I've found my answer: http://www.linux-foundation.org/spec/ELF/ppc64/PPC- elf64abi-1.9.html#BITFIELD
Bit fields cause records to be split up in "storage units", and a field cannot cross the boundary of such a storage unit. If it does, then you have to pad the rest of the previous storage unit and start a new one for the current field (something which fpc does not yet do, and gpc apparently also not in all cases, at least not in "gpc version 20051116, based on gcc-3.4.5" for Mac OS X, which is of course fairly old).
And to make things more fun, there are apparently a lot of differences regarding how large such a "storage unit" is...

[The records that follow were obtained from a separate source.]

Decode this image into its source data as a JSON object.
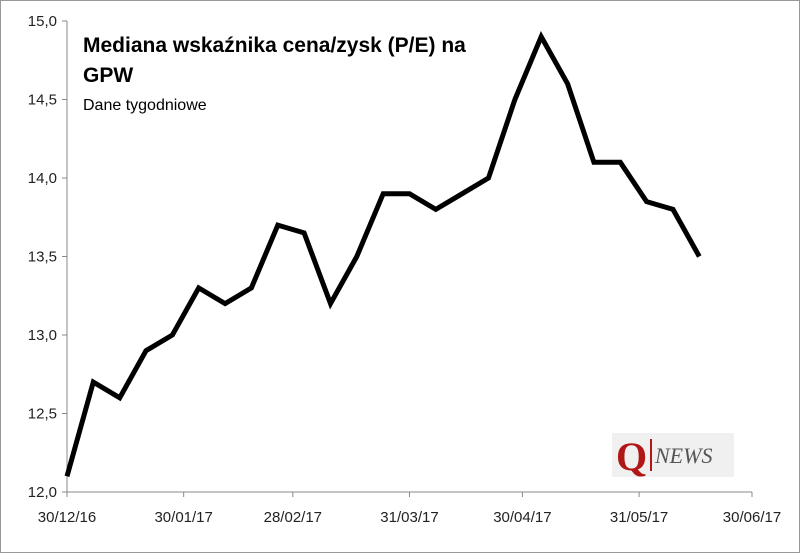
{
  "chart_data": {
    "type": "line",
    "title": "Mediana wskaźnika cena/zysk (P/E) na GPW",
    "subtitle": "Dane tygodniowe",
    "x": [
      "2016-12-30",
      "2017-01-06",
      "2017-01-13",
      "2017-01-20",
      "2017-01-27",
      "2017-02-03",
      "2017-02-10",
      "2017-02-17",
      "2017-02-24",
      "2017-03-03",
      "2017-03-10",
      "2017-03-17",
      "2017-03-24",
      "2017-03-31",
      "2017-04-07",
      "2017-04-14",
      "2017-04-21",
      "2017-04-28",
      "2017-05-05",
      "2017-05-12",
      "2017-05-19",
      "2017-05-26",
      "2017-06-02",
      "2017-06-09",
      "2017-06-16"
    ],
    "values": [
      12.1,
      12.7,
      12.6,
      12.9,
      13.0,
      13.3,
      13.2,
      13.3,
      13.7,
      13.65,
      13.2,
      13.5,
      13.9,
      13.9,
      13.8,
      13.9,
      14.0,
      14.5,
      14.9,
      14.6,
      14.1,
      14.1,
      13.85,
      13.8,
      13.5
    ],
    "color": "#000000",
    "xlim": [
      "2016-12-30",
      "2017-06-30"
    ],
    "xticks": [
      {
        "value": "2016-12-30",
        "label": "30/12/16"
      },
      {
        "value": "2017-01-30",
        "label": "30/01/17"
      },
      {
        "value": "2017-02-28",
        "label": "28/02/17"
      },
      {
        "value": "2017-03-31",
        "label": "31/03/17"
      },
      {
        "value": "2017-04-30",
        "label": "30/04/17"
      },
      {
        "value": "2017-05-31",
        "label": "31/05/17"
      },
      {
        "value": "2017-06-30",
        "label": "30/06/17"
      }
    ],
    "ylim": [
      12,
      15
    ],
    "yticks": [
      {
        "value": 12,
        "label": "12,0"
      },
      {
        "value": 12.5,
        "label": "12,5"
      },
      {
        "value": 13,
        "label": "13,0"
      },
      {
        "value": 13.5,
        "label": "13,5"
      },
      {
        "value": 14,
        "label": "14,0"
      },
      {
        "value": 14.5,
        "label": "14,5"
      },
      {
        "value": 15,
        "label": "15,0"
      }
    ],
    "grid": false,
    "logo": {
      "letter": "Q",
      "text": "NEWS"
    }
  }
}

AFAIK this padding is part of C language specification. What other langages do is subject to language/compiler specification. In particular, I think that Ada requires support for arbitrary bitfield layout (including bitfields that go across word boundaries). I belive that current gpc behaviour is a concious decision to have better semantics that the one given by C. gcc backends is flexible, AFAIK gpc just uses backend support.

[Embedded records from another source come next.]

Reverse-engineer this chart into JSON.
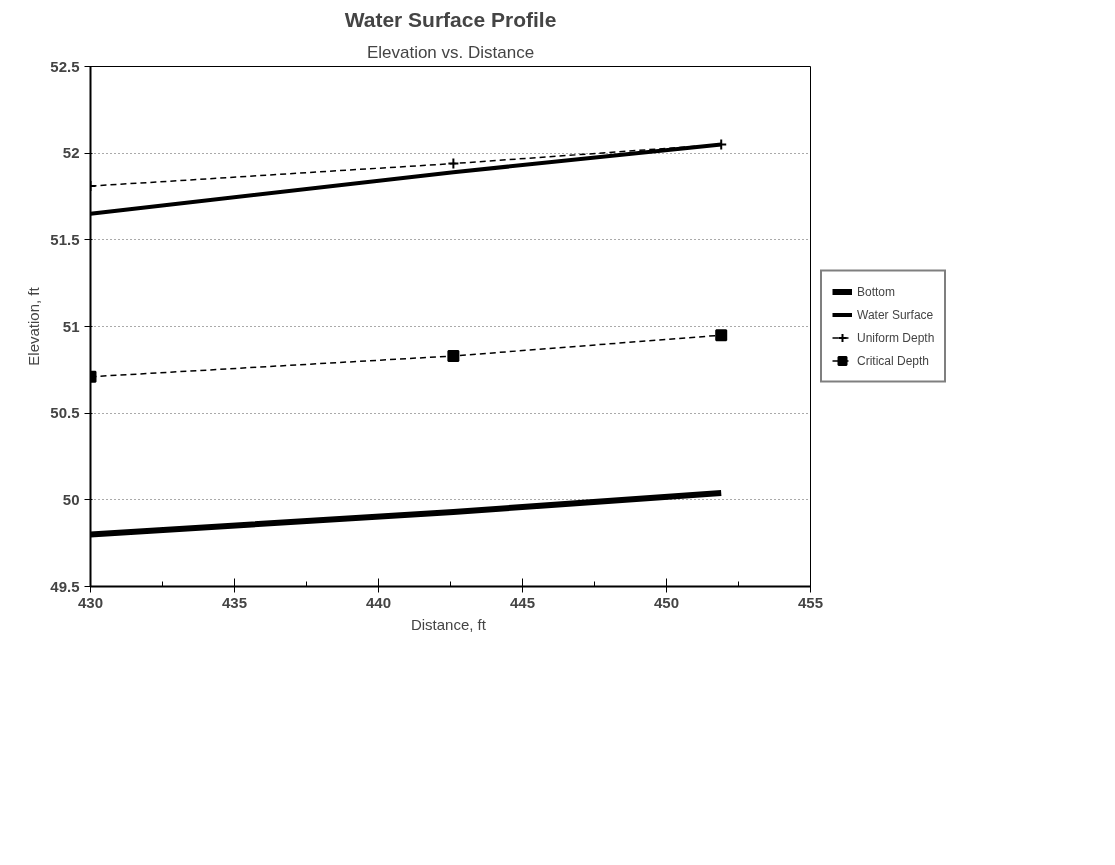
{
  "chart_data": {
    "type": "line",
    "title": "Water Surface Profile",
    "subtitle": "Elevation vs. Distance",
    "xlabel": "Distance,  ft",
    "ylabel": "Elevation, ft",
    "x": [
      430,
      442.6,
      451.9
    ],
    "series": [
      {
        "name": "Bottom",
        "color": "#000000",
        "values": [
          49.8,
          49.93,
          50.04
        ],
        "line_style": "solid",
        "marker": "none"
      },
      {
        "name": "Water Surface",
        "color": "#000000",
        "values": [
          51.65,
          51.89,
          52.05
        ],
        "line_style": "solid",
        "marker": "none"
      },
      {
        "name": "Uniform Depth",
        "color": "#000000",
        "values": [
          51.81,
          51.94,
          52.05
        ],
        "line_style": "dashed",
        "marker": "cross"
      },
      {
        "name": "Critical Depth",
        "color": "#000000",
        "values": [
          50.71,
          50.83,
          50.95
        ],
        "line_style": "dashed",
        "marker": "square"
      }
    ],
    "xlim": [
      430,
      455
    ],
    "xticks": [
      430,
      435,
      440,
      445,
      450,
      455
    ],
    "ylim": [
      49.5,
      52.5
    ],
    "yticks": [
      49.5,
      50,
      50.5,
      51,
      51.5,
      52,
      52.5
    ],
    "grid": "y",
    "legend": "right"
  }
}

IMHO gdb should just correctly display such bitfields in gpc generated programs -- if not there is bug somewhere. ATM I can not say if the bug is in gpc frontend (missing some annotations) gcc buckend (emmiting incorrect debug info), gdb (mishandling debug info) or maybe brain damaged specification of debug info (basic stabs can handle only simple cases and frequently require nonstandard extensions).